Babel

Traduttore, Traditore. L’adage voulant que traduire, c’est trahir est au cœur du nouveau roman de R.F.Kuang, elle-même traductrice : Babel. L’histoire commence à Canton en 1828, dans une maison pauvre où un garçon de 10 ans malade attend la mort près du cadavre de sa mère. Il est sauvé par un professeur de linguistique anglais qui lui donne un nom, Robin Swift, et l’emmène en Grande-Bretagne. Son objectif, le former à l’étude des langues pour lui faire intégrer la Royal Institute of Translation d’Oxford, véritable cœur caché de l’Empire britannique. En effet, dans l’univers de Babel, le développement industriel et l’essor économique sont liés à l’exploitation de l’argent et à la façon dont en assemblant deux paires de mots dans deux langues différentes, il est possible d’obtenir des effets magiques. Comment ? En exploitant les failles de traductions, les nuances d’un mot à l’autre. Ainsi la paire « parcelle/parcel » accouple deux mots, le premier en français, le deuxième en anglais voulant tout deux dire morceau d’un tout, mais avec un sens supplémentaire en anglais où le mot désigne aussi un colis. Dans cet univers, elle est utilisée par la Poste royale pour permettre aux chevaux de transporter plus de colis sans augmenter significativement le poids (qui n’est magiquement qu’un morceau du poids d’origine). Et plus l’écart linguistique est grand (en raison de l’évolution temporelle des langues, ou de la distance géographique de leur origine), plus la magie est puissante. Oxford fait donc appel à des orphelins comme Robin venu des quatre coins de l’Empire pour exploiter leurs langues d’origine, comme l’empire exploite sans ménagement ses colonies. Élèves loin de chez eux, au milieu de gens qui les méprisent en raison de leur origine et de leur couleur de peau, ces traducteurs vont peu à peu comprendre qu’ils sont amenés à trahir les leurs. Où ira leur loyauté ? À ceux qu’ils ont connus enfants, mais qui sont morts et ne peuvent plus les aider, ou à ceux qui les ont « recueillis », nourris, logés, formés ? Ou encore à la Royal Institute of Translation elle-même, au savoir qu’elle promet et aux amitiés qu’ils y nouent ?
Par le regard de Robin, R.F.Kuang nous propose un voyage intéressant dans l’Empire britannique de la fin du XIXe siècle. Celui-ci est l’étranger où qu’il soit. Trop chinois pour réellement s’intégrer dans la masse des étudiants d’Oxford, trop britannique et bourgeois pour comprendre.
De ses tentatives de compréhension et d’assimilation à sa rébellion, de l’enfance à l’âge adulte, Babel nous raconte son parcours. R.F.Kuang y livre au passage des réflexions sur le colonialisme et ses mécanismes, mais également sur le sexisme. Elle nous raconte également un essai brillant sur la façon dont les mots et les langues forment les esprits et donnent ainsi vie à certaines réalités, comment ils peuvent lier les gens, mais également comment ils peuvent les libérer. L’autrice n’est pas béatement optimiste et le sous-titre de son livre Or the Necessity of Violence : An Arcane History of the Oxford Translators’ Revolution n’est pas du tout usurpé. Elle mène la vie dure à ses personnages, qui sont attachants, tout en nuance et dont certains vous briseront le cœur à la lecture. Pris un peu par hasard et parce que j’avais aimé sur une thématique proche Babel 17 de Samuel Delany, c’est certainement mon premier gros coup de cœur pour l’année 2023.

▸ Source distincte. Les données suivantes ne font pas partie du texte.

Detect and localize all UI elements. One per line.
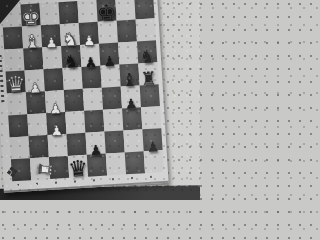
- white-pawn: ♟: [49, 101, 62, 116]
- white-pawn: ♟: [45, 35, 58, 50]
- square-f6[interactable]: ♟: [99, 43, 119, 66]
- square-d7[interactable]: ♞: [60, 23, 80, 46]
- square-b2[interactable]: [29, 135, 49, 158]
- black-pawn: ♟: [125, 97, 138, 112]
- square-d2[interactable]: [66, 133, 86, 156]
- square-f1[interactable]: [106, 152, 126, 175]
- white-queen: ♛: [5, 73, 26, 96]
- black-rook: ♜: [140, 69, 157, 88]
- black-knight: ♞: [139, 47, 156, 66]
- square-g8[interactable]: [115, 0, 135, 21]
- square-f2[interactable]: [104, 130, 124, 153]
- square-h2[interactable]: ♟: [142, 128, 162, 151]
- square-g2[interactable]: [123, 129, 143, 152]
- square-f8[interactable]: ♚: [96, 0, 116, 22]
- square-e2[interactable]: ♟: [85, 132, 105, 155]
- square-c7[interactable]: ♟: [41, 24, 61, 47]
- square-e3[interactable]: [84, 110, 104, 133]
- white-pawn: ♟: [28, 80, 41, 95]
- black-knight: ♞: [63, 52, 80, 71]
- black-king: ♚: [96, 2, 117, 25]
- black-pawn: ♟: [103, 54, 116, 69]
- square-c5[interactable]: [43, 68, 63, 91]
- square-c8[interactable]: [39, 2, 59, 25]
- square-a5[interactable]: ♛: [6, 70, 26, 93]
- square-d1[interactable]: ♛: [68, 155, 88, 178]
- white-rook-fallen: ♜: [35, 161, 54, 178]
- white-pawn: ♟: [50, 123, 63, 138]
- square-b1[interactable]: ♜: [30, 157, 50, 180]
- white-king: ♚: [20, 6, 41, 29]
- square-h3[interactable]: [141, 106, 161, 129]
- square-d3[interactable]: [65, 111, 85, 134]
- square-g5[interactable]: ♝: [119, 63, 139, 86]
- board-grid: ♚♚♝♟♞♟♞♟♟♞♛♟♝♜♟♟♟♟♟♜♛: [2, 0, 164, 181]
- black-pawn: ♟: [89, 143, 102, 158]
- square-h8[interactable]: [134, 0, 154, 19]
- square-a7[interactable]: [3, 26, 23, 49]
- black-pawn: ♟: [84, 55, 97, 70]
- square-a6[interactable]: [4, 48, 24, 71]
- square-a2[interactable]: [10, 136, 30, 159]
- square-f4[interactable]: [102, 87, 122, 110]
- square-b3[interactable]: [27, 113, 47, 136]
- square-h7[interactable]: [136, 18, 156, 41]
- black-queen: ♛: [68, 158, 89, 181]
- square-g1[interactable]: [125, 151, 145, 174]
- square-b5[interactable]: ♟: [25, 69, 45, 92]
- black-bishop: ♝: [121, 70, 138, 89]
- square-d4[interactable]: [64, 89, 84, 112]
- chess-board: ♚♚♝♟♞♟♞♟♟♞♛♟♝♜♟♟♟♟♟♜♛ ❖: [0, 0, 169, 193]
- square-c4[interactable]: ♟: [45, 90, 65, 113]
- white-bishop: ♝: [24, 32, 41, 51]
- maker-text-left-border: [0, 55, 4, 103]
- square-g6[interactable]: [118, 41, 138, 64]
- square-d8[interactable]: [58, 1, 78, 24]
- white-pawn: ♟: [83, 33, 96, 48]
- square-b8[interactable]: ♚: [20, 3, 40, 26]
- square-e7[interactable]: ♟: [79, 22, 99, 45]
- white-knight: ♞: [62, 30, 79, 49]
- black-pawn: ♟: [146, 139, 159, 154]
- square-e4[interactable]: [83, 88, 103, 111]
- square-e8[interactable]: [77, 0, 97, 23]
- square-h6[interactable]: ♞: [137, 40, 157, 63]
- board-logo: ❖: [3, 164, 22, 181]
- square-g7[interactable]: [117, 19, 137, 42]
- square-f3[interactable]: [103, 108, 123, 131]
- photo-background: ♚♚♝♟♞♟♞♟♟♞♛♟♝♜♟♟♟♟♟♜♛ ❖: [0, 0, 200, 200]
- square-a3[interactable]: [8, 114, 28, 137]
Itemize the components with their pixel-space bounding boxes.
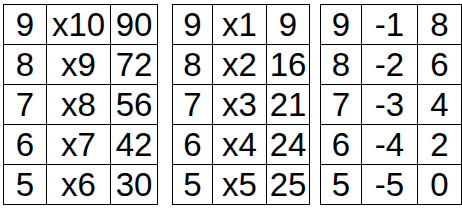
table-row: 7 x3 21 xyxy=(173,85,310,125)
cell-operand: 8 xyxy=(321,45,362,85)
table-row: 5 x5 25 xyxy=(173,165,310,205)
cell-operation: -3 xyxy=(362,85,418,125)
facts-table-subtraction: 9 -1 8 8 -2 6 7 -3 4 6 -4 2 5 -5 xyxy=(320,4,462,205)
cell-operation: x1 xyxy=(213,5,267,45)
cell-operation: x4 xyxy=(213,125,267,165)
cell-result: 0 xyxy=(418,165,462,205)
cell-operand: 9 xyxy=(173,5,213,45)
cell-result: 90 xyxy=(111,5,158,45)
cell-result: 24 xyxy=(267,125,310,165)
cell-operation: x6 xyxy=(47,165,111,205)
table-row: 5 x6 30 xyxy=(4,165,158,205)
cell-operand: 6 xyxy=(321,125,362,165)
cell-operation: x2 xyxy=(213,45,267,85)
cell-operation: x9 xyxy=(47,45,111,85)
cell-operand: 8 xyxy=(4,45,47,85)
cell-operand: 6 xyxy=(173,125,213,165)
cell-result: 8 xyxy=(418,5,462,45)
table-row: 6 -4 2 xyxy=(321,125,462,165)
cell-operation: x5 xyxy=(213,165,267,205)
cell-result: 16 xyxy=(267,45,310,85)
table-row: 8 x2 16 xyxy=(173,45,310,85)
cell-operation: -4 xyxy=(362,125,418,165)
cell-operand: 5 xyxy=(4,165,47,205)
cell-result: 30 xyxy=(111,165,158,205)
cell-operand: 7 xyxy=(321,85,362,125)
cell-result: 9 xyxy=(267,5,310,45)
table-row: 9 x10 90 xyxy=(4,5,158,45)
cell-operation: x7 xyxy=(47,125,111,165)
cell-operation: -1 xyxy=(362,5,418,45)
cell-operand: 9 xyxy=(321,5,362,45)
table-row: 7 -3 4 xyxy=(321,85,462,125)
cell-result: 42 xyxy=(111,125,158,165)
facts-table-multiplication-low: 9 x1 9 8 x2 16 7 x3 21 6 x4 24 5 x5 xyxy=(172,4,310,205)
cell-operand: 6 xyxy=(4,125,47,165)
cell-operation: x8 xyxy=(47,85,111,125)
table-row: 5 -5 0 xyxy=(321,165,462,205)
cell-result: 4 xyxy=(418,85,462,125)
cell-result: 2 xyxy=(418,125,462,165)
cell-result: 6 xyxy=(418,45,462,85)
cell-operand: 5 xyxy=(173,165,213,205)
cell-operation: -5 xyxy=(362,165,418,205)
worksheet: 9 x10 90 8 x9 72 7 x8 56 6 x7 42 5 x6 xyxy=(0,0,462,205)
table-row: 8 x9 72 xyxy=(4,45,158,85)
cell-operation: x10 xyxy=(47,5,111,45)
table-row: 9 -1 8 xyxy=(321,5,462,45)
cell-result: 56 xyxy=(111,85,158,125)
cell-operand: 7 xyxy=(173,85,213,125)
cell-operand: 7 xyxy=(4,85,47,125)
cell-operand: 5 xyxy=(321,165,362,205)
cell-operation: -2 xyxy=(362,45,418,85)
cell-operation: x3 xyxy=(213,85,267,125)
table-row: 8 -2 6 xyxy=(321,45,462,85)
table-row: 7 x8 56 xyxy=(4,85,158,125)
table-row: 6 x7 42 xyxy=(4,125,158,165)
cell-operand: 9 xyxy=(4,5,47,45)
cell-result: 72 xyxy=(111,45,158,85)
cell-operand: 8 xyxy=(173,45,213,85)
cell-result: 21 xyxy=(267,85,310,125)
cell-result: 25 xyxy=(267,165,310,205)
facts-table-multiplication-high: 9 x10 90 8 x9 72 7 x8 56 6 x7 42 5 x6 xyxy=(3,4,158,205)
table-row: 9 x1 9 xyxy=(173,5,310,45)
table-row: 6 x4 24 xyxy=(173,125,310,165)
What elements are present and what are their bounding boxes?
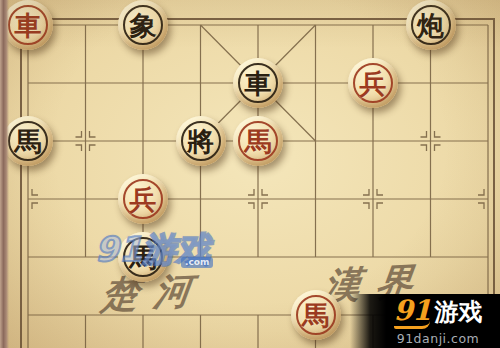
xiangqi-game-screenshot: 楚河 漢界 車象炮車兵馬將馬兵馬馬 91游戏.com 91 游戏 91danji…	[0, 0, 500, 348]
banner-91danji: 91 游戏 91danji.com	[350, 294, 500, 348]
piece-character: 馬	[291, 290, 341, 340]
piece-character: 馬	[233, 116, 283, 166]
piece-character: 兵	[348, 58, 398, 108]
piece-red-horse[interactable]: 馬	[233, 116, 283, 166]
watermark-91-text: 91	[95, 229, 142, 269]
piece-black-elephant[interactable]: 象	[118, 0, 168, 50]
watermark-91youxi: 91游戏.com	[95, 229, 210, 271]
piece-character: 象	[118, 0, 168, 50]
piece-black-horse[interactable]: 馬	[3, 116, 53, 166]
banner-brand: 91 游戏	[394, 297, 483, 329]
watermark-com-chip: .com	[181, 257, 213, 268]
banner-youxi-logo: 游戏	[434, 300, 482, 324]
piece-character: 車	[3, 0, 53, 50]
piece-character: 將	[176, 116, 226, 166]
piece-red-horse[interactable]: 馬	[291, 290, 341, 340]
piece-red-soldier[interactable]: 兵	[348, 58, 398, 108]
banner-site-url: 91danji.com	[397, 331, 480, 346]
piece-character: 兵	[118, 174, 168, 224]
board-left-edge	[0, 0, 9, 348]
piece-character: 馬	[3, 116, 53, 166]
piece-red-soldier[interactable]: 兵	[118, 174, 168, 224]
piece-black-cannon[interactable]: 炮	[406, 0, 456, 50]
banner-91-logo: 91	[394, 297, 431, 329]
piece-character: 車	[233, 58, 283, 108]
piece-black-chariot[interactable]: 車	[233, 58, 283, 108]
piece-character: 炮	[406, 0, 456, 50]
piece-black-general[interactable]: 將	[176, 116, 226, 166]
piece-red-chariot[interactable]: 車	[3, 0, 53, 50]
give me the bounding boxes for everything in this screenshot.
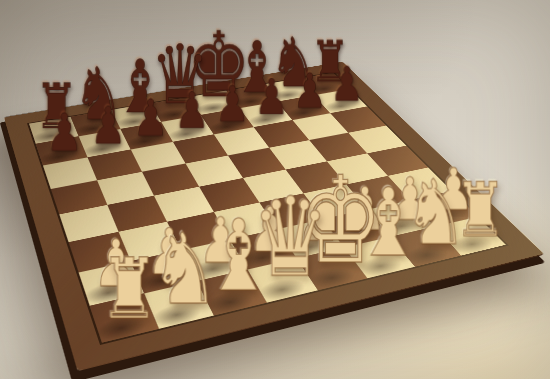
piece-black-pawn[interactable]: ♟ [90, 99, 126, 151]
piece-white-knight[interactable]: ♞ [150, 220, 219, 318]
square-a1[interactable]: ♜ [90, 293, 159, 342]
piece-white-rook[interactable]: ♜ [100, 248, 159, 332]
scene-backdrop: ♜♞♝♛♚♝♞♜♟♟♟♟♟♟♟♟♟♟♟♟♟♟♟♟♜♞♝♛♚♝♞♜ [0, 0, 550, 379]
board-squares: ♜♞♝♛♚♝♞♜♟♟♟♟♟♟♟♟♟♟♟♟♟♟♟♟♜♞♝♛♚♝♞♜ [29, 73, 506, 343]
piece-black-pawn[interactable]: ♟ [293, 66, 327, 114]
piece-black-pawn[interactable]: ♟ [133, 93, 169, 144]
piece-black-pawn[interactable]: ♟ [215, 79, 250, 129]
piece-black-pawn[interactable]: ♟ [330, 60, 364, 108]
piece-black-pawn[interactable]: ♟ [174, 86, 209, 136]
piece-black-pawn[interactable]: ♟ [254, 73, 289, 122]
chess-board: ♜♞♝♛♚♝♞♜♟♟♟♟♟♟♟♟♟♟♟♟♟♟♟♟♜♞♝♛♚♝♞♜ [4, 62, 544, 371]
piece-black-pawn[interactable]: ♟ [46, 107, 83, 159]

Babel – Or the Necessity of Violence: An Arcane History of the Oxford Translators’ Revolution
de 
R.F.Kuang
Éditions
Harper Collins

NB : Cette chronique s’inscrit dans le défi lecture imaginaire de 2023 concocté par Jean-Yves et Océane. Arbitrairement, ce livre sera dans la catégorie #M1C4. Mais il peut aussi cocher les cases #M1C1, #M1C3 (656 pages sur ma liseuse), #M3C1, #M4C1, #M4C3, #M4C4 et #M7C4.